The role of lipoxygenase (lox) in senescence of Alstroemeria peruviana flowers was investigated using a combination of in vitro assays and chemical profiling of the lipid oxidation products generated. Phospholipids and galactolipids were extensively degraded during senescence in both sepals and petals and the ratio of saturated/unsaturated fatty acids increased. Lox protein levels and enzymatic activity declined markedly after flower opening. Stereochemical analysis of lox products showed that 13-lox was the major activity present in both floral tissues and high levels of 13-keto fatty acids were also synthesized. Lipid hydroperoxides accumulated in sepals, but not in petals, and sepals also had a higher chlorophyll to carotenoid ratio that favors photooxidation of lipids. Loss of membrane semipermeability was coincident for both tissue types and was chronologically separated from lox activity that had declined by over 80% at the onset of electrolyte leakage. Thus, loss of membrane function was not related to lox activity or accumulation of lipid hydroperoxides per se and differs in these respects from other ethylene-insensitive floral tissues representing a novel pattern of flower senescence.

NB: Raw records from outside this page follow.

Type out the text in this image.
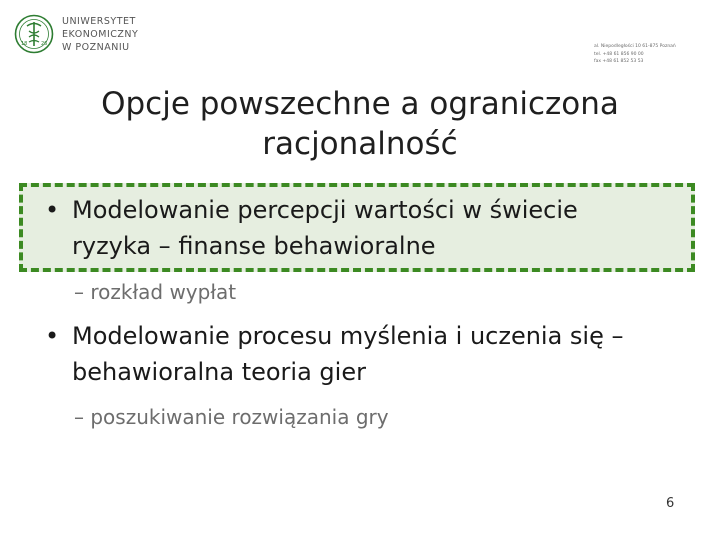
18	26
UNIWERSYTET
EKONOMICZNY
W POZNANIU	al. Niepodległości 10 61-875 Poznań
tel. +48 61 856 90 00
fax +48 61 852 53 53
Opcje powszechne a ograniczona
racjonalność
• Modelowanie percepcji wartości w świecie
ryzyka – finanse behawioralne
– rozkład wypłat
• Modelowanie procesu myślenia i uczenia się –
behawioralna teoria gier
– poszukiwanie rozwiązania gry
6
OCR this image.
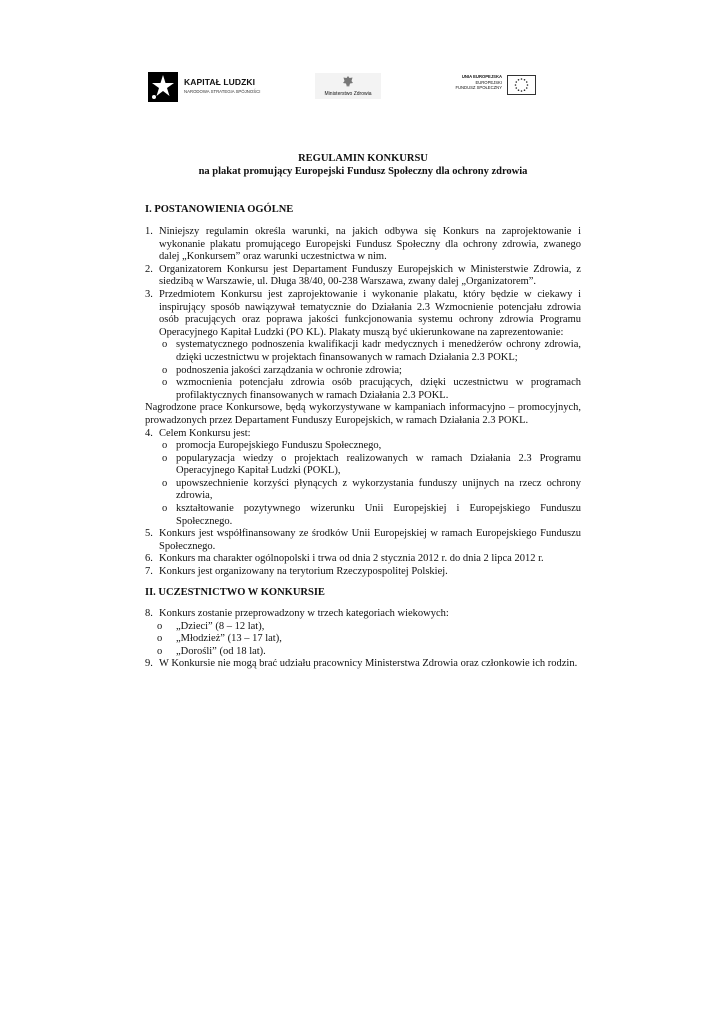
KAPITAŁ LUDZKI
NARODOWA STRATEGIA SPÓJNOŚCI	Ministerstwo Zdrowia
UNIA EUROPEJSKA
EUROPEJSKI
FUNDUSZ SPOŁECZNY
REGULAMIN KONKURSU
na plakat promujący Europejski Fundusz Społeczny dla ochrony zdrowia
I. POSTANOWIENIA OGÓLNE
1. Niniejszy regulamin określa warunki, na jakich odbywa się Konkurs na zaprojektowanie i wykonanie plakatu promującego Europejski Fundusz Społeczny dla ochrony zdrowia, zwanego dalej „Konkursem” oraz warunki uczestnictwa w nim.
2. Organizatorem Konkursu jest Departament Funduszy Europejskich w Ministerstwie Zdrowia, z siedzibą w Warszawie, ul. Długa 38/40, 00-238 Warszawa, zwany dalej „Organizatorem”.
3. Przedmiotem Konkursu jest zaprojektowanie i wykonanie plakatu, który będzie w ciekawy i inspirujący sposób nawiązywał tematycznie do Działania 2.3 Wzmocnienie potencjału zdrowia osób pracujących oraz poprawa jakości funkcjonowania systemu ochrony zdrowia Programu Operacyjnego Kapitał Ludzki (PO KL). Plakaty muszą być ukierunkowane na zaprezentowanie:
o systematycznego podnoszenia kwalifikacji kadr medycznych i menedżerów ochrony zdrowia, dzięki uczestnictwu w projektach finansowanych w ramach Działania 2.3 POKL;
o podnoszenia jakości zarządzania w ochronie zdrowia;
o wzmocnienia potencjału zdrowia osób pracujących, dzięki uczestnictwu w programach profilaktycznych finansowanych w ramach Działania 2.3 POKL.
Nagrodzone prace Konkursowe, będą wykorzystywane w kampaniach informacyjno – promocyjnych, prowadzonych przez Departament Funduszy Europejskich, w ramach Działania 2.3 POKL.
4. Celem Konkursu jest:
o promocja Europejskiego Funduszu Społecznego,
o popularyzacja wiedzy o projektach realizowanych w ramach Działania 2.3 Programu Operacyjnego Kapitał Ludzki (POKL),
o upowszechnienie korzyści płynących z wykorzystania funduszy unijnych na rzecz ochrony zdrowia,
o kształtowanie pozytywnego wizerunku Unii Europejskiej i Europejskiego Funduszu Społecznego.
5. Konkurs jest współfinansowany ze środków Unii Europejskiej w ramach Europejskiego Funduszu Społecznego.
6. Konkurs ma charakter ogólnopolski i trwa od dnia 2 stycznia 2012 r. do dnia 2 lipca 2012 r.
7. Konkurs jest organizowany na terytorium Rzeczypospolitej Polskiej.
II. UCZESTNICTWO W KONKURSIE
8. Konkurs zostanie przeprowadzony w trzech kategoriach wiekowych:
o „Dzieci” (8 – 12 lat),
o „Młodzież” (13 – 17 lat),
o „Dorośli” (od 18 lat).
9. W Konkursie nie mogą brać udziału pracownicy Ministerstwa Zdrowia oraz członkowie ich rodzin.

Cysteine protease gene expression and proteolytic activity during senescence of Alstroemeria petals.

The functional life of the flower is terminated by senescence and/or abscission. Multiple processes contribute to produce the visible signs of petal wilting and inrolling that typify senescence, but one of the most important is that of protein degradation and remobilization. This is mediated in many species through protein ubiquitination and the action of specific protease enzymes. This paper reports the changes in protein and protease activity during development and senescence of Alstroemeria flowers, a Liliaceous species that shows very little sensitivity to ethylene during senescence and which shows perianth abscission 8-10 d after flower opening. Partial cDNAs of ubiquitin (ALSUQ1) and a putative cysteine protease (ALSCYP1) were cloned from Alstroemeria using degenerate PCR primers and the expression pattern of these genes was determined semi-quantitatively by RT-PCR. While the levels of ALSUQ1 only fluctuated slightly during floral development and senescence, there was a dramatic increase in the expression of ALSCYP1 indicating that this gene may encode an important enzyme for the proteolytic process in this species. Three papain class cysteine protease enzymes showing different patterns of activity during flower development were identified on zymograms, one of which showed a similar expression pattern to the cysteine protease cDNA.